Eva never really wanted to be a mother - and certainly not the mother of the unlovable boy who murdered seven of his fellow high school students, a cafeteria worker, and a much-adored teacher who tried to befriend him, all two days before his sixteenth birthday. Now, two years later, it is time for her to come to terms with marriage, career, family, parenthood, and Kevin's horrific rampage in a series of startlingly direct correspondences with her estranged husband, Franklin. Uneasy with the sacrifices and social demotion of motherhood from the start, Eva fears that her alarming dislike for her own son may be responsible for driving him so nihilistically off the rails.

I would say that it's pretty rare that I don't finish a book that I start. Once I start a book, whether it's good or bad, I feel compelled to finish it. Sometimes, though, I find a book that I just cannot get through. Unfortunately, We Need to Talk About Kevin is one of those books. I made it through about 14% of the book (thanks Stanza for allowing me to be weirdly specific with my percentages) and I'm surprised that I was able to make it that far. I feel badly about not finding the strength to finish this book, especially because it's one I really wanted to read.
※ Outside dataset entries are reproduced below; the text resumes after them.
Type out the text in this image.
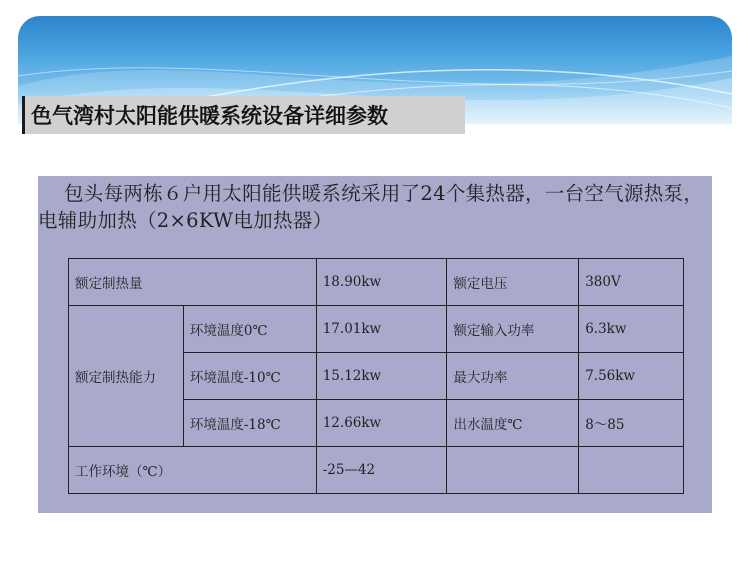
色气湾村太阳能供暖系统设备详细参数
包头每两栋６户用太阳能供暖系统采用了24个集热器，一台空气源热泵，电辅助加热（2×6KW电加热器）
额定制热量		18.90kw	额定电压	380V
额定制热能力	环境温度0℃	17.01kw	额定输入功率	6.3kw
	环境温度-10℃	15.12kw	最大功率	7.56kw
	环境温度-18℃	12.66kw	出水温度℃	8～85
工作环境（℃）		-25—42		
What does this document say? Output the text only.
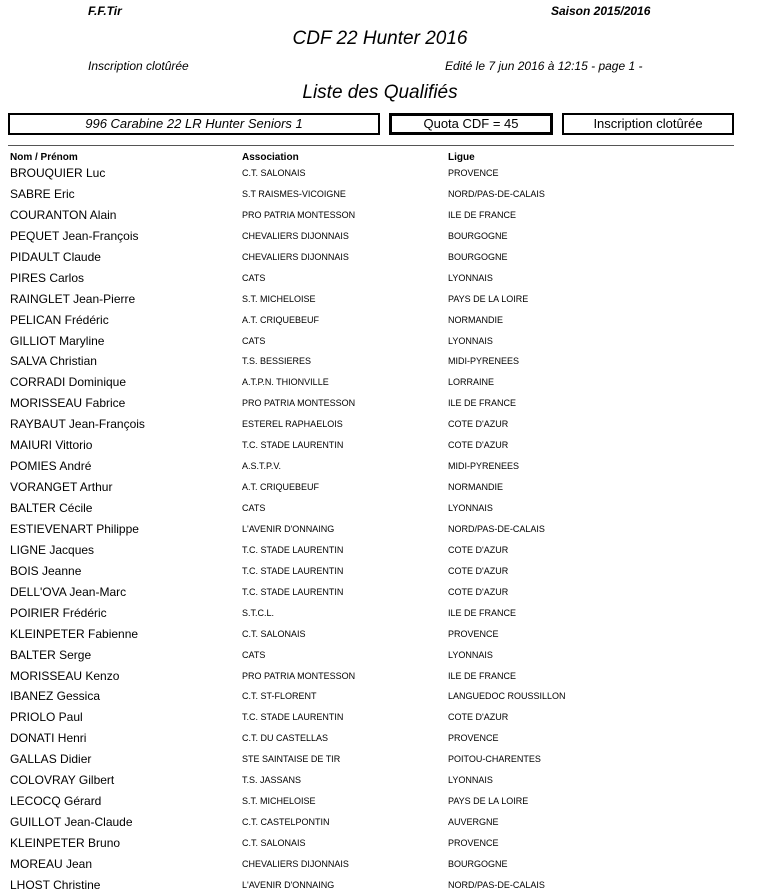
F.F.Tir	Saison 2015/2016
CDF 22 Hunter 2016
Inscription clotûrée	Edité le 7 jun 2016 à 12:15 - page 1 -
Liste des Qualifiés
996 Carabine 22 LR Hunter Seniors 1	Quota CDF = 45	Inscription clotûrée
Nom / Prénom	Association	Ligue
BROUQUIER Luc	C.T. SALONAIS	PROVENCE
SABRE Eric	S.T RAISMES-VICOIGNE	NORD/PAS-DE-CALAIS
COURANTON Alain	PRO PATRIA MONTESSON	ILE DE FRANCE
PEQUET Jean-François	CHEVALIERS DIJONNAIS	BOURGOGNE
PIDAULT Claude	CHEVALIERS DIJONNAIS	BOURGOGNE
PIRES Carlos	CATS	LYONNAIS
RAINGLET Jean-Pierre	S.T. MICHELOISE	PAYS DE LA LOIRE
PELICAN Frédéric	A.T. CRIQUEBEUF	NORMANDIE
GILLIOT Maryline	CATS	LYONNAIS
SALVA Christian	T.S. BESSIERES	MIDI-PYRENEES
CORRADI Dominique	A.T.P.N. THIONVILLE	LORRAINE
MORISSEAU Fabrice	PRO PATRIA MONTESSON	ILE DE FRANCE
RAYBAUT Jean-François	ESTEREL RAPHAELOIS	COTE D'AZUR
MAIURI Vittorio	T.C. STADE LAURENTIN	COTE D'AZUR
POMIES André	A.S.T.P.V.	MIDI-PYRENEES
VORANGET Arthur	A.T. CRIQUEBEUF	NORMANDIE
BALTER Cécile	CATS	LYONNAIS
ESTIEVENART Philippe	L'AVENIR D'ONNAING	NORD/PAS-DE-CALAIS
LIGNE Jacques	T.C. STADE LAURENTIN	COTE D'AZUR
BOIS Jeanne	T.C. STADE LAURENTIN	COTE D'AZUR
DELL'OVA Jean-Marc	T.C. STADE LAURENTIN	COTE D'AZUR
POIRIER Frédéric	S.T.C.L.	ILE DE FRANCE
KLEINPETER Fabienne	C.T. SALONAIS	PROVENCE
BALTER Serge	CATS	LYONNAIS
MORISSEAU Kenzo	PRO PATRIA MONTESSON	ILE DE FRANCE
IBANEZ Gessica	C.T. ST-FLORENT	LANGUEDOC ROUSSILLON
PRIOLO Paul	T.C. STADE LAURENTIN	COTE D'AZUR
DONATI Henri	C.T. DU CASTELLAS	PROVENCE
GALLAS Didier	STE SAINTAISE DE TIR	POITOU-CHARENTES
COLOVRAY Gilbert	T.S. JASSANS	LYONNAIS
LECOCQ Gérard	S.T. MICHELOISE	PAYS DE LA LOIRE
GUILLOT Jean-Claude	C.T. CASTELPONTIN	AUVERGNE
KLEINPETER Bruno	C.T. SALONAIS	PROVENCE
MOREAU Jean	CHEVALIERS DIJONNAIS	BOURGOGNE
LHOST Christine	L'AVENIR D'ONNAING	NORD/PAS-DE-CALAIS
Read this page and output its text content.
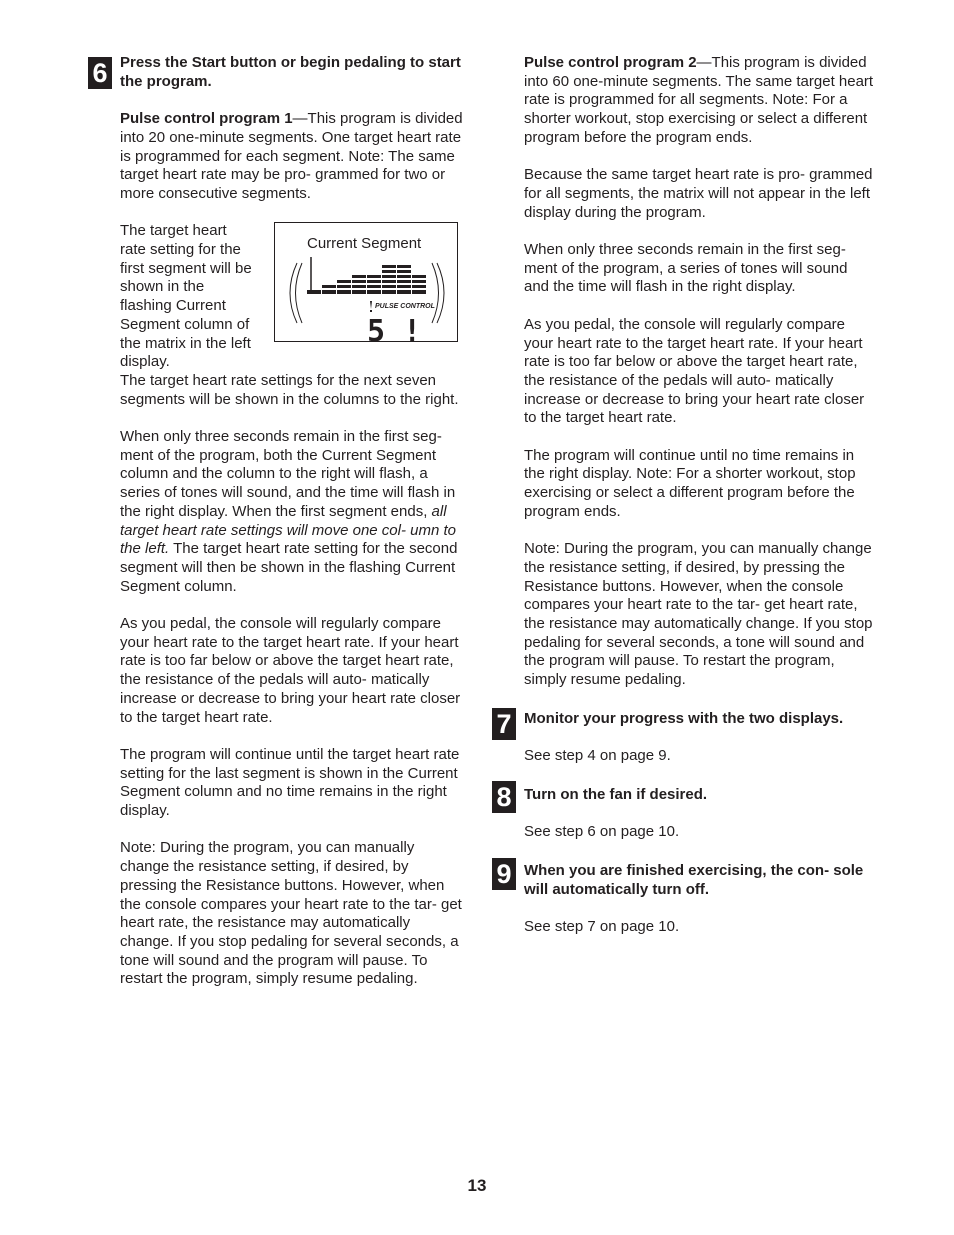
6 Press the Start button or begin pedaling to start the program.

Pulse control program 1—This program is divided into 20 one-minute segments. One target heart rate is programmed for each segment. Note: The same target heart rate may be pro- grammed for two or more consecutive segments.

The target heart rate setting for the first segment will be shown in the flashing Current Segment column of the matrix in the left display.
Current Segment
PULSE CONTROL
5 !

The target heart rate settings for the next seven segments will be shown in the columns to the right.

When only three seconds remain in the first seg- ment of the program, both the Current Segment column and the column to the right will flash, a series of tones will sound, and the time will flash in the right display. When the first segment ends, all target heart rate settings will move one col- umn to the left. The target heart rate setting for the second segment will then be shown in the flashing Current Segment column.

As you pedal, the console will regularly compare your heart rate to the target heart rate. If your heart rate is too far below or above the target heart rate, the resistance of the pedals will auto- matically increase or decrease to bring your heart rate closer to the target heart rate.

The program will continue until the target heart rate setting for the last segment is shown in the Current Segment column and no time remains in the right display.

Note: During the program, you can manually change the resistance setting, if desired, by pressing the Resistance buttons. However, when the console compares your heart rate to the tar- get heart rate, the resistance may automatically change. If you stop pedaling for several seconds, a tone will sound and the program will pause. To restart the program, simply resume pedaling.

Pulse control program 2—This program is divided into 60 one-minute segments. The same target heart rate is programmed for all segments. Note: For a shorter workout, stop exercising or select a different program before the program ends.

Because the same target heart rate is pro- grammed for all segments, the matrix will not appear in the left display during the program.

When only three seconds remain in the first seg- ment of the program, a series of tones will sound and the time will flash in the right display.

As you pedal, the console will regularly compare your heart rate to the target heart rate. If your heart rate is too far below or above the target heart rate, the resistance of the pedals will auto- matically increase or decrease to bring your heart rate closer to the target heart rate.

The program will continue until no time remains in the right display. Note: For a shorter workout, stop exercising or select a different program before the program ends.

Note: During the program, you can manually change the resistance setting, if desired, by pressing the Resistance buttons. However, when the console compares your heart rate to the tar- get heart rate, the resistance may automatically change. If you stop pedaling for several seconds, a tone will sound and the program will pause. To restart the program, simply resume pedaling.

7 Monitor your progress with the two displays.

See step 4 on page 9.

8 Turn on the fan if desired.

See step 6 on page 10.

9 When you are finished exercising, the con- sole will automatically turn off.

See step 7 on page 10.

13
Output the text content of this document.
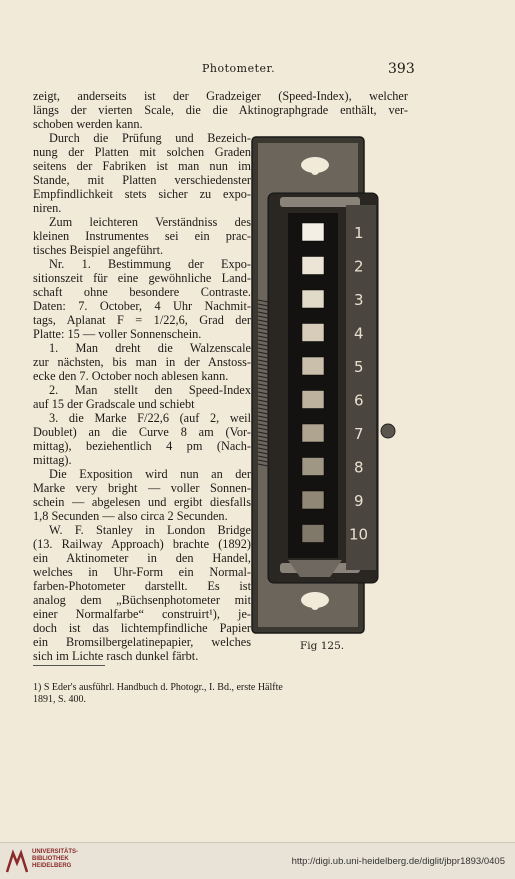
Photometer.	393
zeigt, anderseits ist der Gradzeiger (Speed-Index), welcher
längs der vierten Scale, die die Aktinographgrade enthält, ver-
schoben werden kann.
Durch die Prüfung und Bezeich-
nung der Platten mit solchen Graden
seitens der Fabriken ist man nun im
Stande, mit Platten verschiedenster
Empfindlichkeit stets sicher zu expo-
niren.
Zum leichteren Verständniss des
kleinen Instrumentes sei ein prac-
tisches Beispiel angeführt.
Nr. 1. Bestimmung der Expo-
sitionszeit für eine gewöhnliche Land-
schaft ohne besondere Contraste.
Daten: 7. October, 4 Uhr Nachmit-
tags, Aplanat F = 1/22,6, Grad der
Platte: 15 — voller Sonnenschein.
1. Man dreht die Walzenscale
zur nächsten, bis man in der Anstoss-
ecke den 7. October noch ablesen kann.
2. Man stellt den Speed-Index
auf 15 der Gradscale und schiebt
3. die Marke F/22,6 (auf 2, weil
Doublet) an die Curve 8 am (Vor-
mittag), beziehentlich 4 pm (Nach-
mittag).
Die Exposition wird nun an der
Marke very bright — voller Sonnen-
schein — abgelesen und ergibt diesfalls
1,8 Secunden — also circa 2 Secunden.
W. F. Stanley in London Bridge
(13. Railway Approach) brachte (1892)
ein Aktinometer in den Handel,
welches in Uhr-Form ein Normal-
farben-Photometer darstellt. Es ist
analog dem „Büchsenphotometer mit
einer Normalfarbe“ construirt¹), je-
doch ist das lichtempfindliche Papier
ein Bromsilbergelatinepapier, welches
sich im Lichte rasch dunkel färbt.
1
2
3
4
5
6
7
8
9
10
Fig 125.
1) S Eder's ausführl. Handbuch d. Photogr., I. Bd., erste Hälfte
1891, S. 400.
UNIVERSITÄTS-
BIBLIOTHEK
HEIDELBERG	http://digi.ub.uni-heidelberg.de/diglit/jbpr1893/0405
The thing that sticks out for me was the writing. Shriver goes overboard with flowery language. While it might have been okay for Shriver to write while thumbing through a thesaurus the entire time, I dislike having to spend so much time looking up words in a dictionary while reading. Don't get me wrong, I love expanding my mind and learning new words, but every third word is ridiculous! In general, this is probably what killed the book for me. It was too much work to get through the book.

Since I wanted to read this book so much, I am going to watch the movie. I'm keeping my fingers crossed that it isn't as painful as the book.